Real Salt Lake, with the better talent and the home-field edge, looked strangely out of sorts or tentative (or maybe a little combination of both) in Tuesday’s early minutes. Unable to break down United’s recessed defense, the home team needed half an hour to concoct its first good scoring opportunity. That came when Ned Grabavoy joined Sebastian Velasquez to find Joao Plata’s clever run through, only to see the shot sail high and wide.
For all of RSL’s possession, the men from Utah weren’t doing much with it. And it cost Jason Kreis’ team just before intermission.
Olsen’s plan of “bunker and break strategically” paid off just before the break when Perry Kitchen, DCU’s best man to that point, launched a sequence that finished with a loose ball in RSL’s penalty area. Neal pounced and his well-placed, well-hit left-footer gave RSL ‘keeper Nick Rimando little chance.

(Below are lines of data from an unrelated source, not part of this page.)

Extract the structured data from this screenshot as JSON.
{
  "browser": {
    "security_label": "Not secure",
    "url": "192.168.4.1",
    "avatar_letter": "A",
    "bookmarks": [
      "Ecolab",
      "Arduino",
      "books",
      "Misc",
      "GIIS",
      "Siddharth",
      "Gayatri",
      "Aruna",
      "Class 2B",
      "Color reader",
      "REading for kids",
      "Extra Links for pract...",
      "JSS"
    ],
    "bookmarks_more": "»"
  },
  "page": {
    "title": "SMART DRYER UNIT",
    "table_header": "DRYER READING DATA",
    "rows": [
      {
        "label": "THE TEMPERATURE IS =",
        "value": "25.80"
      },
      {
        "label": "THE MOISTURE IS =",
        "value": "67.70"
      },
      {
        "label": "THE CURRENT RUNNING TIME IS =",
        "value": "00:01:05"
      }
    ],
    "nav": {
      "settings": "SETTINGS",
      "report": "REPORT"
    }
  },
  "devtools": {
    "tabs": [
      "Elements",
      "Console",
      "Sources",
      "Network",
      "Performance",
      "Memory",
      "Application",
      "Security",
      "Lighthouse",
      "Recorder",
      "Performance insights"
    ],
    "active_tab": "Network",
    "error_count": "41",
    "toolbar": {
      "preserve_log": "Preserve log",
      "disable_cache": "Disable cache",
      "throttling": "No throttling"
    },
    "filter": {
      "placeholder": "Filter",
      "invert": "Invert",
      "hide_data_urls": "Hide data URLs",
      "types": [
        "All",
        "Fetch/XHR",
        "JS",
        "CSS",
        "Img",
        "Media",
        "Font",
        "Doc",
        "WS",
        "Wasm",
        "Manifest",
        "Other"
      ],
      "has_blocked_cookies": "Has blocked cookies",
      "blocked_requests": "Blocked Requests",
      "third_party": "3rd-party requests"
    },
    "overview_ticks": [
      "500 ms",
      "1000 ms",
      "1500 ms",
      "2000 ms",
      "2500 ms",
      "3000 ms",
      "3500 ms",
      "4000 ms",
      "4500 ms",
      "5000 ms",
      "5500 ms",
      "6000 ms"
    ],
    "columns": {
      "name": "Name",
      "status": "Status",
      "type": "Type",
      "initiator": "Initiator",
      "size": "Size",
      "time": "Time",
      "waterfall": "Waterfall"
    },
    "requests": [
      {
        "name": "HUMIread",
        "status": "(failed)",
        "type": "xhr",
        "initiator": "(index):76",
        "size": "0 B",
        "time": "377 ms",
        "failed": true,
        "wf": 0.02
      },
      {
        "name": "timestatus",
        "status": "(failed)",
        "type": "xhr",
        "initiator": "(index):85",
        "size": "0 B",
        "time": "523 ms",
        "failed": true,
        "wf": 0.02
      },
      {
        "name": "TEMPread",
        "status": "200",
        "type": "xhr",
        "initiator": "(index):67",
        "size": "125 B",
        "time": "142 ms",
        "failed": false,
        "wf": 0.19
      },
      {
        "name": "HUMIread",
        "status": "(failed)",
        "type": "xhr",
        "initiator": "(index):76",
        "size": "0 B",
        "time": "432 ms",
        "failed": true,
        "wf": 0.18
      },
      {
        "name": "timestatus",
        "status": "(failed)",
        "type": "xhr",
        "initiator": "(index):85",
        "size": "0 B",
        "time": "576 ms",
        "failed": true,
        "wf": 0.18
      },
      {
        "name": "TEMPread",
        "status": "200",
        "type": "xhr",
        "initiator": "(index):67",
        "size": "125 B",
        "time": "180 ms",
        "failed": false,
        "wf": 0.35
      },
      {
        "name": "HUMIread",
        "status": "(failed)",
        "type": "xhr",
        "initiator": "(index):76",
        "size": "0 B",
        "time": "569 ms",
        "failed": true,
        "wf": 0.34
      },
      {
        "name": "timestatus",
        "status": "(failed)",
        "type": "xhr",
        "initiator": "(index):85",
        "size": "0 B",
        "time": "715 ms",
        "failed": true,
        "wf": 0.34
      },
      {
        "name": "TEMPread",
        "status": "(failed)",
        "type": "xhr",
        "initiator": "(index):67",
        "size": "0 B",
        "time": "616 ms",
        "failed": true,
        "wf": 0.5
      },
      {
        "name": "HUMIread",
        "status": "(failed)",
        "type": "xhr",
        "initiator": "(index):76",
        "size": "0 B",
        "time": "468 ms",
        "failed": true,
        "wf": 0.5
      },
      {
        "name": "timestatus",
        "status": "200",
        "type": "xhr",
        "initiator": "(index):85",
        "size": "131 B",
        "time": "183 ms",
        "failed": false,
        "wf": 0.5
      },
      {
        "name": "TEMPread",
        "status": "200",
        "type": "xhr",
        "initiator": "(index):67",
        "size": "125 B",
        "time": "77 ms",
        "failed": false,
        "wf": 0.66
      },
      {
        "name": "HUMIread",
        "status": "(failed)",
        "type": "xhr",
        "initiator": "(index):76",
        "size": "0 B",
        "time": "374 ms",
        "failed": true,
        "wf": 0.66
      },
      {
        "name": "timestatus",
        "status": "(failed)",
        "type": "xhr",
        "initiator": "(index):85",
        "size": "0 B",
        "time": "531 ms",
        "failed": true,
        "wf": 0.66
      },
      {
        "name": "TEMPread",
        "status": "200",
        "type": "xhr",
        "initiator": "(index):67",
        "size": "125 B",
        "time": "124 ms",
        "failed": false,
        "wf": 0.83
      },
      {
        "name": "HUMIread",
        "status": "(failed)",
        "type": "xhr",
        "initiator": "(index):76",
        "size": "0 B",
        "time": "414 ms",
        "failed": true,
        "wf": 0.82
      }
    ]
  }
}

RSL turned up the pressure immediately after the break, but timely interventions from center back Dejan Jakovic (who gets beaten up regularly by fans and media) and from goalkeeper Bill Hamid kept United’s lead. Hamid’s 81st minute stop on a close-in effort from RSL striker Alvaro Saborio marked his night’s best work.
Meanwhile, center back Ethan White may have put in the best 90 minutes yet in a United shirt.
RSL, finding the urgency that so dearly missed through the first 45 minutes, got closer and closer. Velasquez’s big shot off the cross bar in the 60th minute. Ten minutes after that, Nat Borchers went just wide with a header and Saborio went just high in stoppage time.